As áreas protegidas são os destinos mais procurados por professores e/ou monitores para a realização de visitas de estudo ou acções de educação/interpretação ambiental, já que geram mais expectativas no que concerne à qualidade do ambiente. Essas áreas apresentam um vasto potencial educativo mas o objectivo da educação ambiental, a preservação das espécies e dos sistemas naturais ou semi-naturais que lhes servem de suporte, poderá degenerar no efeito oposto. Levar pessoas a esses locais de grande valor ecológico ou paisagístico poderá contribuir para aumentar os factores de perturbação dos ecossistemas e/ou desfigurar a paisagem. Se algumas áreas protegidas podem receber uma carga de visitantes elevada, em certos locais ou trajectos determinados, outras são muito frágeis no que respeita à presença humana.
O turismo activo pode contribuir para a dinamização das Áreas Protegidas, mas também pode ser, e é muitas vezes, causador de impactes ambientais. Se cada turista colher uma flor, após algum tempo, a vegetação ficará certamente empobrecida. Uma flor colhida fará o prazer fugaz de um indivíduo, mas uma flor viva, no seio da natureza, poderá constituir a delícia de inúmeros admiradores. Por outro lado, os locais são frequentemente invadidos por veículos motorizados e turistas ruidosos. Quebrando-se o silêncio, a fauna pode ser gravemente perturbada. Facilmente se constata que, por vezes, não basta levar o saquinho do lixo até um contentor ou vestir roupas de "cores ecológicas".
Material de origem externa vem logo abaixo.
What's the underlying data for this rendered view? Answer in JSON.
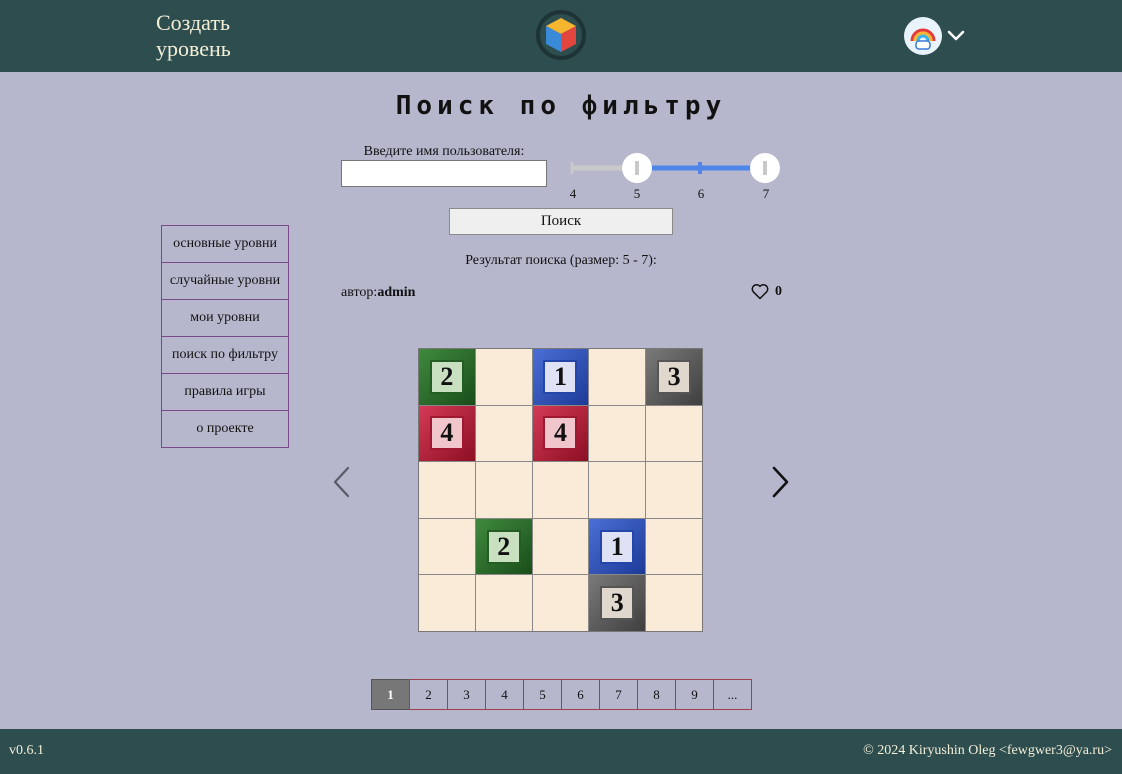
{
  "header": {
    "create_level": "Создать уровень",
    "logo_icon": "cube-logo-icon",
    "avatar_icon": "rainbow-avatar-icon",
    "menu_icon": "chevron-down-icon"
  },
  "page_title": "Поиск по фильтру",
  "search": {
    "username_label": "Введите имя пользователя:",
    "username_value": "",
    "size_range": {
      "min": 4,
      "max": 7,
      "selected_from": 5,
      "selected_to": 7
    },
    "ticks": [
      "4",
      "5",
      "6",
      "7"
    ],
    "button_label": "Поиск"
  },
  "result": {
    "summary": "Результат поиска (размер: 5 - 7):",
    "author_prefix": "автор:",
    "author_name": "admin",
    "likes": "0",
    "like_icon": "heart-icon"
  },
  "sidenav": {
    "items": [
      "основные уровни",
      "случайные уровни",
      "мои уровни",
      "поиск по фильтру",
      "правила игры",
      "о проекте"
    ]
  },
  "board": {
    "size": 5,
    "cells": [
      [
        {
          "v": "2",
          "c": "green"
        },
        null,
        {
          "v": "1",
          "c": "blue"
        },
        null,
        {
          "v": "3",
          "c": "gray"
        }
      ],
      [
        {
          "v": "4",
          "c": "red"
        },
        null,
        {
          "v": "4",
          "c": "red"
        },
        null,
        null
      ],
      [
        null,
        null,
        null,
        null,
        null
      ],
      [
        null,
        {
          "v": "2",
          "c": "green"
        },
        null,
        {
          "v": "1",
          "c": "blue"
        },
        null
      ],
      [
        null,
        null,
        null,
        {
          "v": "3",
          "c": "gray"
        },
        null
      ]
    ]
  },
  "navigation": {
    "prev_icon": "chevron-left-icon",
    "next_icon": "chevron-right-icon"
  },
  "pagination": {
    "pages": [
      "1",
      "2",
      "3",
      "4",
      "5",
      "6",
      "7",
      "8",
      "9",
      "..."
    ],
    "active": "1"
  },
  "footer": {
    "version": "v0.6.1",
    "copyright": "© 2024 Kiryushin Oleg <fewgwer3@ya.ru>"
  },
  "colors": {
    "header_bg": "#2d4d4f",
    "page_bg": "#b6b7cc",
    "board_cell": "#faebd9",
    "slider_active": "#4f84e8",
    "tile_green": "#2f6f2e",
    "tile_blue": "#2d51c0",
    "tile_gray": "#5a5a5a",
    "tile_red": "#b31d38"
  }
}
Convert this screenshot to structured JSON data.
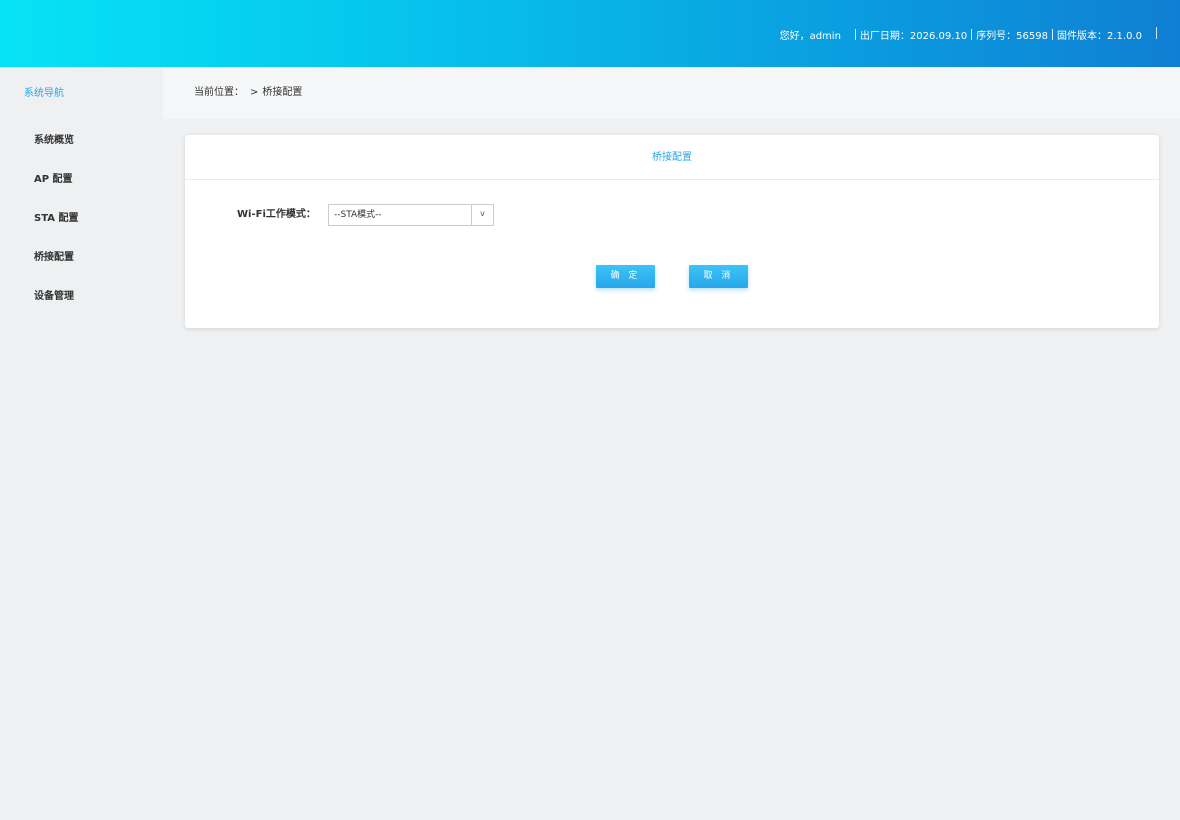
{
  "header": {
    "greeting": "您好，admin",
    "manufacture_date": "出厂日期：2026.09.10",
    "serial": "序列号：56598",
    "firmware": "固件版本：2.1.0.0"
  },
  "sidebar": {
    "title": "系统导航",
    "items": [
      {
        "label": "系统概览"
      },
      {
        "label": "AP 配置"
      },
      {
        "label": "STA 配置"
      },
      {
        "label": "桥接配置"
      },
      {
        "label": "设备管理"
      }
    ]
  },
  "breadcrumb": {
    "prefix": "当前位置：",
    "arrow": ">",
    "current": "桥接配置"
  },
  "panel": {
    "title": "桥接配置",
    "wifi_mode_label": "Wi-Fi工作模式：",
    "wifi_mode_value": "--STA模式--",
    "caret": "v",
    "ok_label": "确 定",
    "cancel_label": "取 消"
  },
  "colors": {
    "accent": "#2aa7e6",
    "header_start": "#06e3f5",
    "header_end": "#0f7fd3"
  }
}
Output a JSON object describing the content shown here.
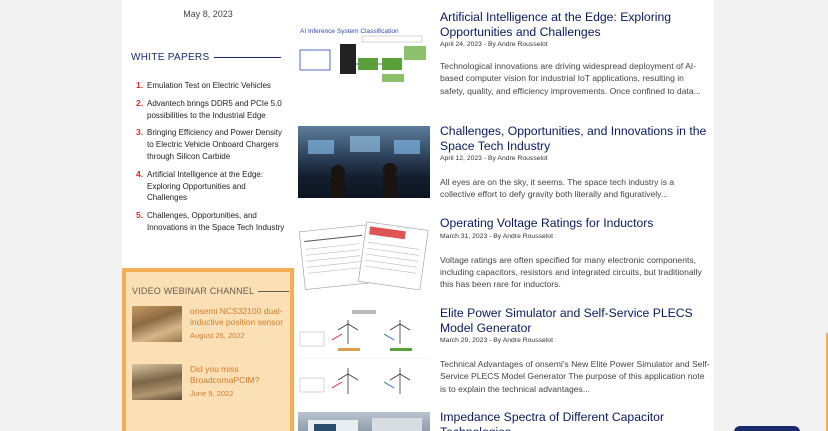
{
  "sidebar": {
    "top_date": "May 8, 2023",
    "white_papers": {
      "heading": "WHITE PAPERS",
      "items": [
        {
          "num": "1.",
          "title": "Emulation Test on Electric Vehicles"
        },
        {
          "num": "2.",
          "title": "Advantech brings DDR5 and PCIe 5.0 possibilities to the Industrial Edge"
        },
        {
          "num": "3.",
          "title": "Bringing Efficiency and Power Density to Electric Vehicle Onboard Chargers through Silicon Carbide"
        },
        {
          "num": "4.",
          "title": "Artificial Intelligence at the Edge: Exploring Opportunities and Challenges"
        },
        {
          "num": "5.",
          "title": "Challenges, Opportunities, and Innovations in the Space Tech Industry"
        }
      ]
    },
    "video": {
      "heading": "VIDEO WEBINAR CHANNEL",
      "items": [
        {
          "title": "onsemi NCS32100 dual-inductive position sensor",
          "date": "August 26, 2022"
        },
        {
          "title": "Did you miss BroadcomaPCIM?",
          "date": "June 9, 2022"
        }
      ]
    }
  },
  "articles": [
    {
      "thumb_caption": "AI Inference System Classification",
      "title": "Artificial Intelligence at the Edge: Exploring Opportunities and Challenges",
      "meta": "April 24, 2023 - By Andre Rousselot",
      "excerpt": "Technological innovations are driving widespread deployment of AI-based computer vision for industrial IoT applications, resulting in safety, quality, and efficiency improvements. Once confined to data..."
    },
    {
      "title": "Challenges, Opportunities, and Innovations in the Space Tech Industry",
      "meta": "April 12, 2023 - By Andre Rousselot",
      "excerpt": "All eyes are on the sky, it seems. The space tech industry is a collective effort to defy gravity both literally and figuratively..."
    },
    {
      "title": "Operating Voltage Ratings for Inductors",
      "meta": "March 31, 2023 - By Andre Rousselot",
      "excerpt": "Voltage ratings are often specified for many electronic components, including capacitors, resistors and integrated circuits, but traditionally this has been rare for inductors."
    },
    {
      "title": "Elite Power Simulator and Self-Service PLECS Model Generator",
      "meta": "March 29, 2023 - By Andre Rousselot",
      "excerpt": "Technical Advantages of onsemi's New Elite Power Simulator and Self-Service PLECS Model Generator The purpose of this application note is to explain the technical advantages..."
    },
    {
      "title": "Impedance Spectra of Different Capacitor Technologies"
    }
  ]
}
O turismo constitui um processo complexo, com relações causa-efeito nem sempre fáceis de determinar e que vão para além da conservação da natureza. Este pode conduzir, igualmente, a transformações significativas no tecido económico e social das regiões onde se processa. Com consequências positivas (por ex. na criação de emprego) e/ou negativas (como a adulteração dos usos e costumes locais), dependendo o seu resultado final essencialmente do modelo de desenvolvimento regional adoptado.
A questão base consiste na forma de conciliar a divulgação e a promoção de iniciativas de ar livre com a conservação da natureza. Deverá ser estabelecido um numerus clausus ou proibir o acesso a locais de grande beleza e/ou valor patrimonial? A tendência actual consiste no estabelecimento de diferentes níveis de protecção (leia-se condicionantes ou interdições) para cada área, de acordo com a sua classificação na Rede Nacional de Áreas Protegidas, e a cada sub-área, consoante os valores a preservar.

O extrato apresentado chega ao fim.